Still Alice Richard Glatzer and Wash Westmoreland
Published Jan 22, 2015To be clear, Richard Glatzer and Wash Westmoreland's identity drama, Still Alice, isn't a cerebral or particularly complex film. It's an exceedingly well acted and carefully compassionate TV movie with a higher than average production value. Their ambitions are limited (respectfully so) to presenting the onset and manifestation of Alzheimer's in a sincere, albeit superficial, manner, documenting the pain and horror of losing one's memories and, resultantly, a sense of self.
In a bid to add a bit of dramatic irony to a mostly linear, serviceable narrative, the protagonist — Alice Howland (Julianne Moore) — is a noted and reputable linguistics professor, a woman who prides herself on mental accomplishments and defines her ego within an academic framework. This adds a layer of complexity and concern to her Alzheimer's diagnosis, seeing as the very foundation her world is built on is rapidly unravelled.
The manner in which Glatzer and Westmoreland portray Alice's deterioration is careful and considerate. Moore, who is only less than amazing in roles that don't challenge her skills, is as convincing as she is heartbreaking, clearly internalizing the experience of her character and bringing that pain to the screen in a way that words could never communicate. But it's Glatzer and Westmoreland who balance overwrought emotional indulgence with the painful banality of it all. This isn't merely a series of high-level incidents documented in a manner that manipulates audience emotion; it's a thoughtful story of a person living with an illness outside of her control. There are good days and bad days, which are articulated in an increasingly erratic manner by a woman whose identity slowly slips away.
Now, knowing that Wash Westmoreland comes from a background of directing gay porn and that Richard Glatzer was a consultant on America's Next Top Model — their first feature film collaboration was on The Fluffer (high five if you've seen that one) — there is an inkling that Still Alice might have a higher purpose beyond its depiction of Alzheimer's.

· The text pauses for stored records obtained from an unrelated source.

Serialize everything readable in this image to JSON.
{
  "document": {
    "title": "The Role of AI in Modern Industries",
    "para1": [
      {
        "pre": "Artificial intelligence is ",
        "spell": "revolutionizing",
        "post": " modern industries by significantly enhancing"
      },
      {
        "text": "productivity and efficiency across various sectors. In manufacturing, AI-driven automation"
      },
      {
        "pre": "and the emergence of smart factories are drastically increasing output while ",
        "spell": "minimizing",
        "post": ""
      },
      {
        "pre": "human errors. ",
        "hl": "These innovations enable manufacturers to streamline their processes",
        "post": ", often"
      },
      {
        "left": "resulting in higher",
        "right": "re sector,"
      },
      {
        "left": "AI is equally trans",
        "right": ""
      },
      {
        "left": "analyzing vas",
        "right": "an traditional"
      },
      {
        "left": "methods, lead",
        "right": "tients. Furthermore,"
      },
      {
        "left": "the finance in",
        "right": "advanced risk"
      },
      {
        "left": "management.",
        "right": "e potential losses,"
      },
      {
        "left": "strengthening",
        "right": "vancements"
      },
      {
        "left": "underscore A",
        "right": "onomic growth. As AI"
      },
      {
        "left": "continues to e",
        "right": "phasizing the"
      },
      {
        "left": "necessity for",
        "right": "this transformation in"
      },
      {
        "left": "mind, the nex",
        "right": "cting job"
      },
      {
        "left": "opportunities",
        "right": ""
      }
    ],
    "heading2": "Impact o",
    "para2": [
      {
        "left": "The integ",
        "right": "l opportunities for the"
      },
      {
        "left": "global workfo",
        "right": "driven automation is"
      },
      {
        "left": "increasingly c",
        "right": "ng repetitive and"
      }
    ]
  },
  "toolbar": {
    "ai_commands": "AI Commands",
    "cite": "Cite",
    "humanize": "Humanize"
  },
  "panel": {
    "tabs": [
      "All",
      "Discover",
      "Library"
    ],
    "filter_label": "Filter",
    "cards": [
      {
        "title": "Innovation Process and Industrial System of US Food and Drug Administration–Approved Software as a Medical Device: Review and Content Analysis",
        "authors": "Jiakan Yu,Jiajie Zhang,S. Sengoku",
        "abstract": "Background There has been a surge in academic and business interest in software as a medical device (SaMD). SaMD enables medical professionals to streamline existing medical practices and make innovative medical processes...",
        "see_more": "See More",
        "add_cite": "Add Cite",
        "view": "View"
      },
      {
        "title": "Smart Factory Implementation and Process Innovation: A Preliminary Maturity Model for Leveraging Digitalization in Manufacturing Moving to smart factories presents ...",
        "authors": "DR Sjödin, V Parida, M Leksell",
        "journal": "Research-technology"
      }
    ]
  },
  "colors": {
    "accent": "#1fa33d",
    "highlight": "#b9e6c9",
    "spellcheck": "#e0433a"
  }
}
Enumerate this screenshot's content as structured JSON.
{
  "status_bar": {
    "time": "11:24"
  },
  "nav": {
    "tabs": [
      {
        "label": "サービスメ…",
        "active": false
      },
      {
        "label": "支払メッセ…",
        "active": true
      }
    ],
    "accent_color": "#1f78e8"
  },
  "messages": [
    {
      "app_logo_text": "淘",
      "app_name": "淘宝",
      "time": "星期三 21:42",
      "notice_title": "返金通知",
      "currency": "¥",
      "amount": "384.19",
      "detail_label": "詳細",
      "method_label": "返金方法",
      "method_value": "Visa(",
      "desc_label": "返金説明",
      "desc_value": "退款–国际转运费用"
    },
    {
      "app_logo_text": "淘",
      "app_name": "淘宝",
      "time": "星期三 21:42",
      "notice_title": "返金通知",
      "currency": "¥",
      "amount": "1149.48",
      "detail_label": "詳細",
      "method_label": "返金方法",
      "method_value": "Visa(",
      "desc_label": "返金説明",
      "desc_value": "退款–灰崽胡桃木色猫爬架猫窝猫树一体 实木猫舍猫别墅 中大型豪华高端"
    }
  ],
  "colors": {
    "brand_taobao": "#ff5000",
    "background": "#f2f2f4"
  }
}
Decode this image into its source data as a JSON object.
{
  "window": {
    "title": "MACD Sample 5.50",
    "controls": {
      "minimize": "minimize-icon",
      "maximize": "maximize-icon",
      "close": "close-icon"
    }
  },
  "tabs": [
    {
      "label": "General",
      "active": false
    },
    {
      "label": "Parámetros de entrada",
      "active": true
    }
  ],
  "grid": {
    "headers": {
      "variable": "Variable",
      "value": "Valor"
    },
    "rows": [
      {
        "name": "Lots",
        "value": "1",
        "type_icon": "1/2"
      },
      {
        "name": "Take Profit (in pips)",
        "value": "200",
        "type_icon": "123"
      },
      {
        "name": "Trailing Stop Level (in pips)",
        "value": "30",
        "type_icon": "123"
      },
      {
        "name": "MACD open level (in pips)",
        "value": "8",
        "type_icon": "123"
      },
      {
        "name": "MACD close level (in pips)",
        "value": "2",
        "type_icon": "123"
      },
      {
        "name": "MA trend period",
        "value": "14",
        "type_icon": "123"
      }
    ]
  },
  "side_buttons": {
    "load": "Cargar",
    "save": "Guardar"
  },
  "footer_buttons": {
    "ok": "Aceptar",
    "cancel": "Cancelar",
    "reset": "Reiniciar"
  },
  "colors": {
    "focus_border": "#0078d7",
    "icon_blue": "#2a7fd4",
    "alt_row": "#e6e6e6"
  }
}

Obviously, Alzheimer's is what the movie is about, but much like Todd Haynes' Safe, which also featured Julianne Moore struggling with an illness, there's a sense that the concepts could be transferrable to other untreatable diseases, such as AIDS.
Interestingly enough, amidst the discussions Alice has with her family — her somewhat detached husband (Alec Baldwin), Type-A eldest daughter (Kate Bosworth) and more compassionate, free-spirited younger daughter (Kristen Stewart) — there's a lot of chitchat about the social component of illness. While it's a touchy comment, seeing as any terminal illness is horrible no matter what you make of it, the observation is made that it would almost be better if she had cancer, since people would be more compassionate and comfortable with supporting her.
Whether or not the intention to draw these parallels was intentional is debatable, but the language and content used do suggest that someone involved was drawing from a broader understanding of what illness can do to a person and their dignity. Even still, there are no efforts to present the internal beyond monologue, making Still Alice the sort of work that really isn't benefited by repeat viewings. It's successful for what it is, and is comfortable merely being a compassionate look at how quickly everything we've built for ourselves can slip away.